If you have a combination of federally-guaranteed student loans (Stafford and Perkins loans are common examples) and private loans, you may not be able to consolidate all loans under one roof. In most cases, federal student loans are eligible for consolidation and private loans can be consolidated, but not both together.
For private loan consolidation, a good place to start is CUStudentLoans, a consortium of credit unions that provide private consolidation loans. Other big banks like Citi, Chase, Wells Fargo, etc. may also have programs.
For federal student loans, start with your loan servicers, who may offer or be able to recommend consolidation options. If you’re unsure what kinds of federal loans you have, visit www.nslds.ed.gov. You’ll need your FAFSA PIN which you can retrieve here: www.pin.ed.gov.

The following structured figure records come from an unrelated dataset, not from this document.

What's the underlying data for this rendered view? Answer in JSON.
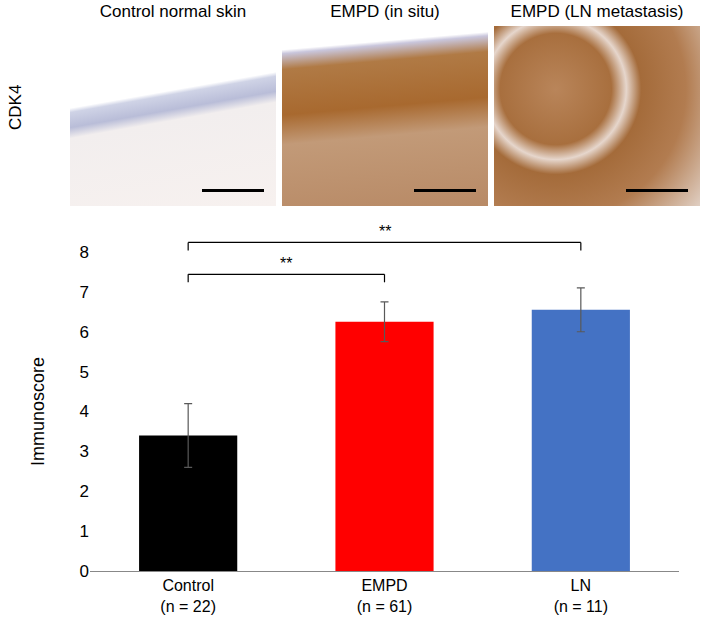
{
  "image_panels": {
    "row_label": "CDK4",
    "titles": [
      "Control normal skin",
      "EMPD (in situ)",
      "EMPD (LN metastasis)"
    ]
  },
  "chart_data": {
    "type": "bar",
    "categories": [
      "Control\n(n = 22)",
      "EMPD\n(n = 61)",
      "LN\n(n = 11)"
    ],
    "values": [
      3.4,
      6.25,
      6.55
    ],
    "errors": [
      0.8,
      0.5,
      0.55
    ],
    "colors": [
      "#000000",
      "#ff0000",
      "#4472c4"
    ],
    "y_label": "Immunoscore",
    "ylim": [
      0,
      8
    ],
    "yticks": [
      0,
      1,
      2,
      3,
      4,
      5,
      6,
      7,
      8
    ],
    "grid": false,
    "comparisons": [
      {
        "from": "Control\n(n = 22)",
        "to": "EMPD\n(n = 61)",
        "label": "**"
      },
      {
        "from": "Control\n(n = 22)",
        "to": "LN\n(n = 11)",
        "label": "**"
      }
    ]
  }
}
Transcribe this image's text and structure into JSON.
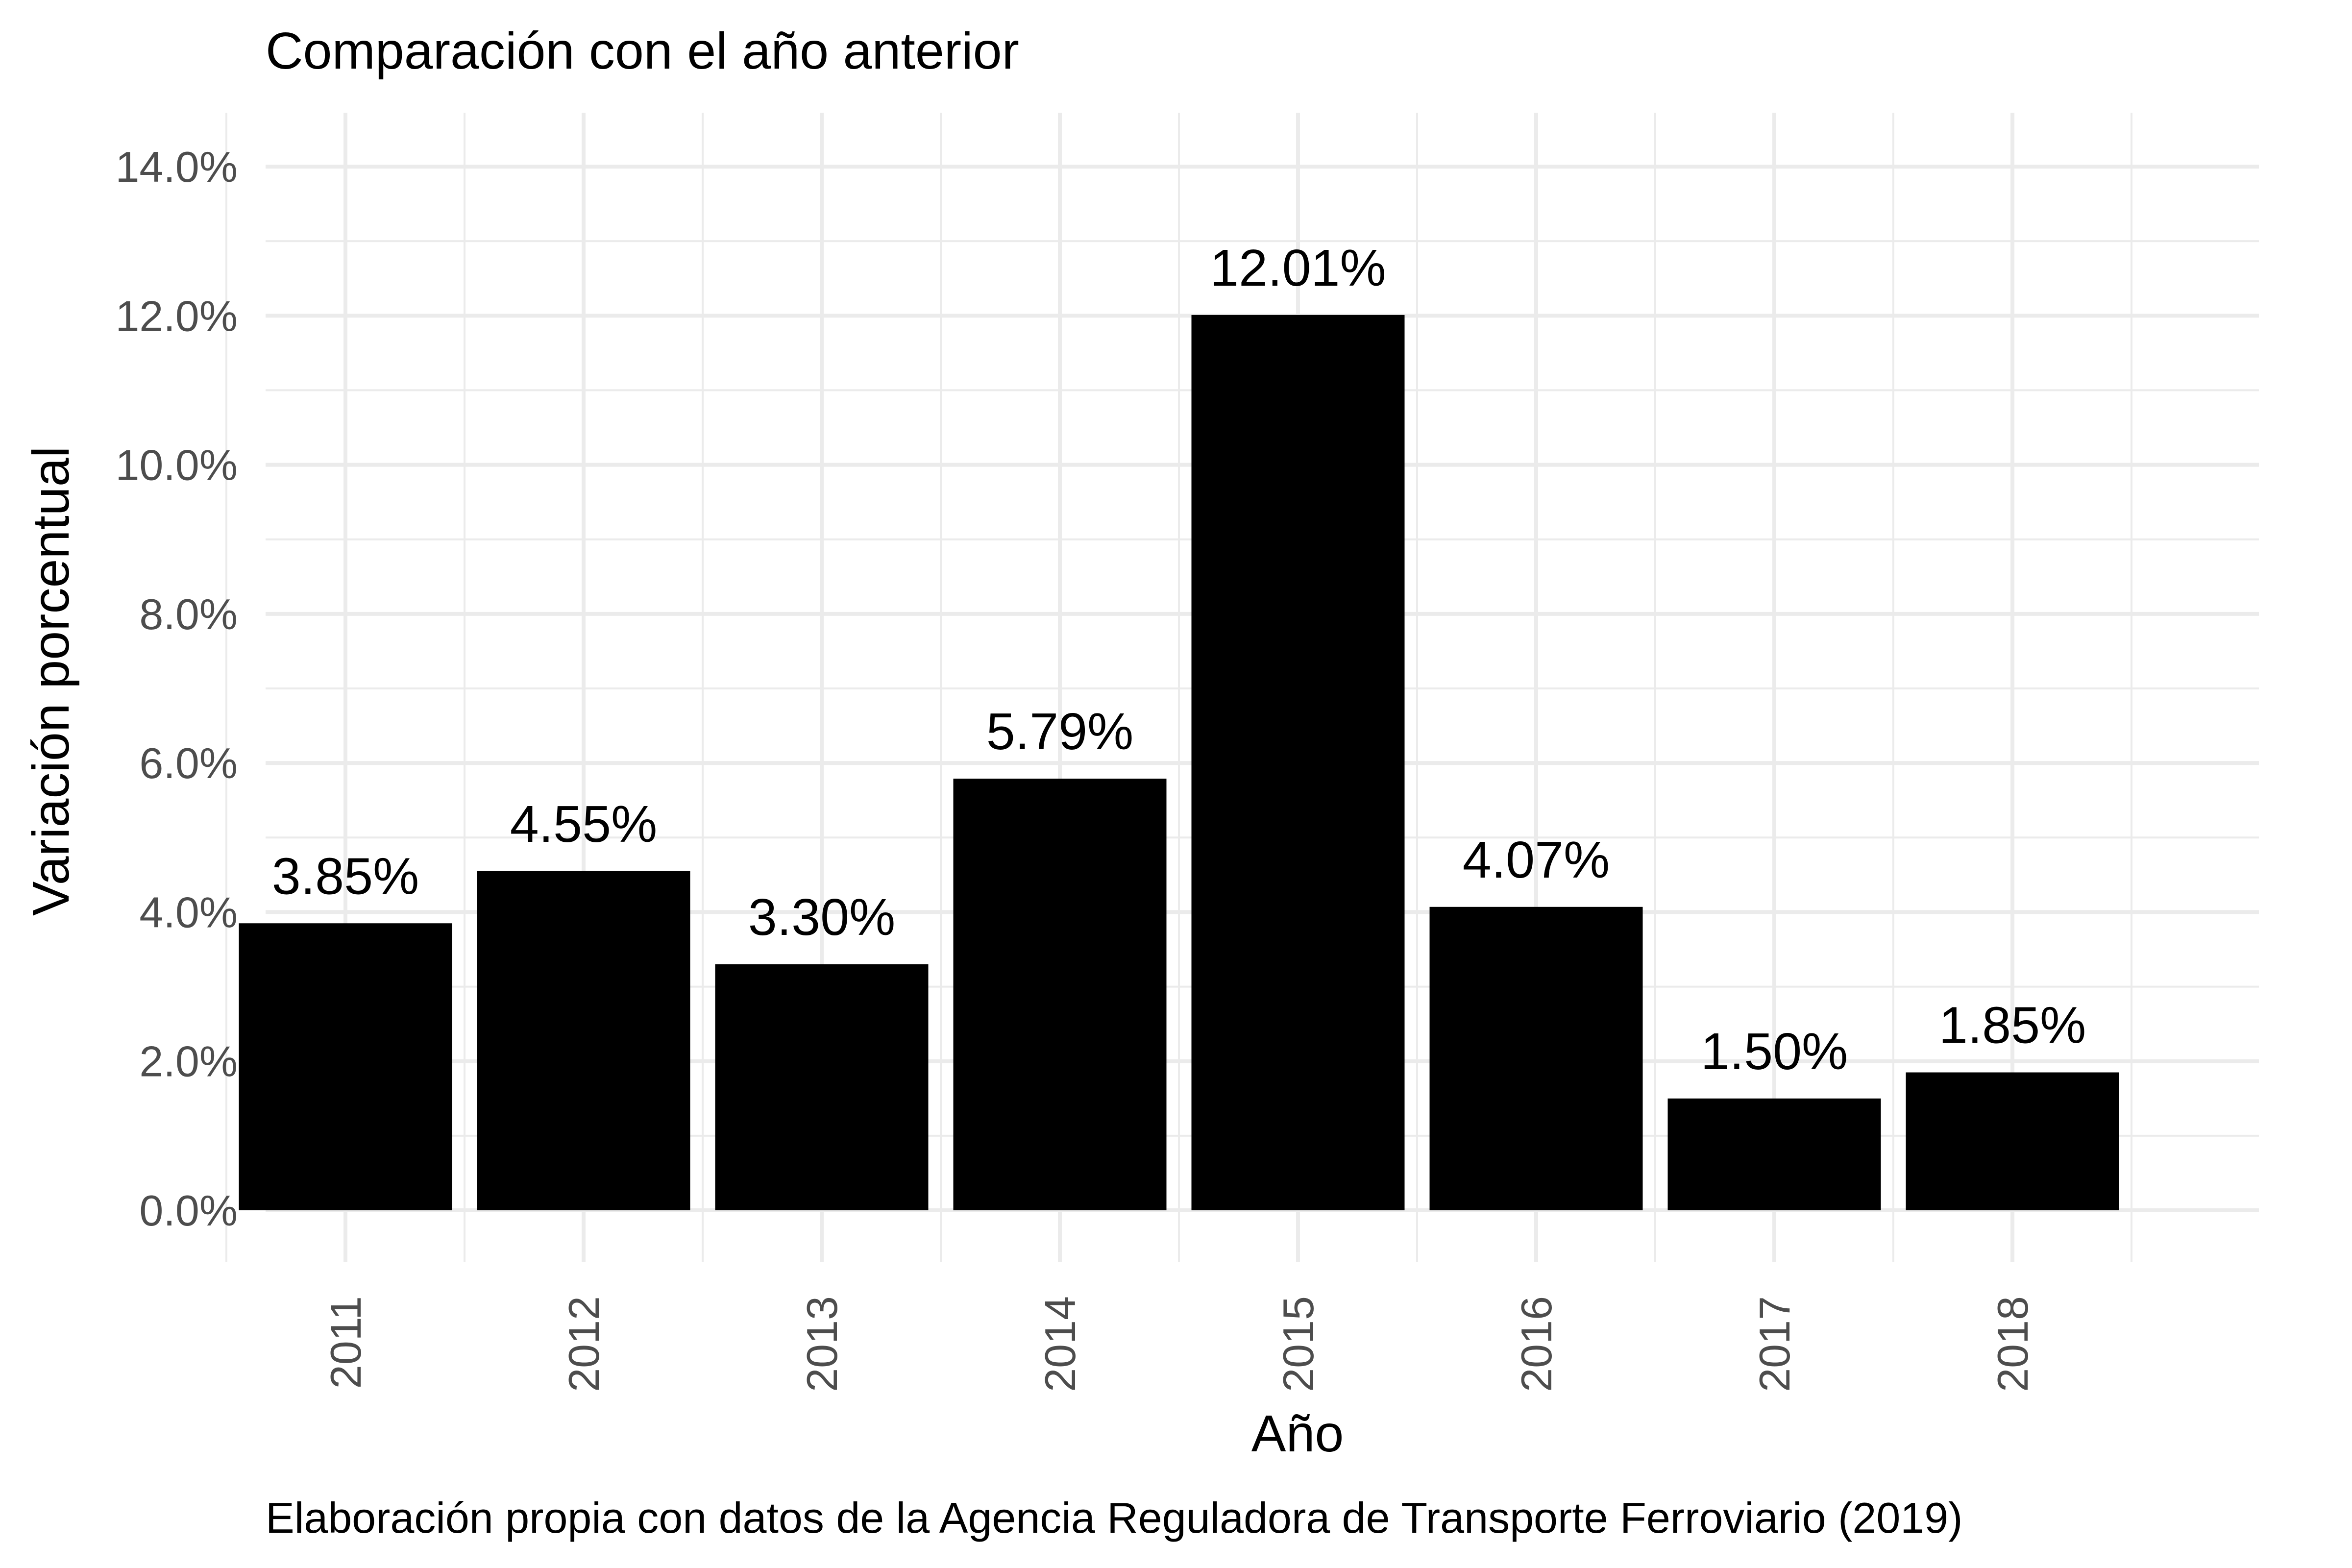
{
  "chart_data": {
    "type": "bar",
    "title": "Comparación con el año anterior",
    "caption": "Elaboración propia con datos de la Agencia Reguladora de Transporte Ferroviario (2019)",
    "xlabel": "Año",
    "ylabel": "Variación porcentual",
    "categories": [
      "2011",
      "2012",
      "2013",
      "2014",
      "2015",
      "2016",
      "2017",
      "2018"
    ],
    "values": [
      3.85,
      4.55,
      3.3,
      5.79,
      12.01,
      4.07,
      1.5,
      1.85
    ],
    "value_labels": [
      "3.85%",
      "4.55%",
      "3.30%",
      "5.79%",
      "12.01%",
      "4.07%",
      "1.50%",
      "1.85%"
    ],
    "ylim": [
      0,
      14
    ],
    "y_ticks": [
      0,
      2,
      4,
      6,
      8,
      10,
      12,
      14
    ],
    "y_tick_labels": [
      "0.0%",
      "2.0%",
      "4.0%",
      "6.0%",
      "8.0%",
      "10.0%",
      "12.0%",
      "14.0%"
    ],
    "grid": true,
    "legend": "none",
    "bar_color": "#000000",
    "grid_color": "#ebebeb"
  }
}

Whether you qualify will depend on your credit worthiness, employment situation, and the size of your loans. Some lenders may cap how much they’ll lend for consolidation. In the meantime, the best approach is to get organized with your loans via a spreadsheet or a free online tool to track interest rates, due dates, grace periods, and payments. If you have several student loans, Tuition.io is a new app that can help you get to that level of organization.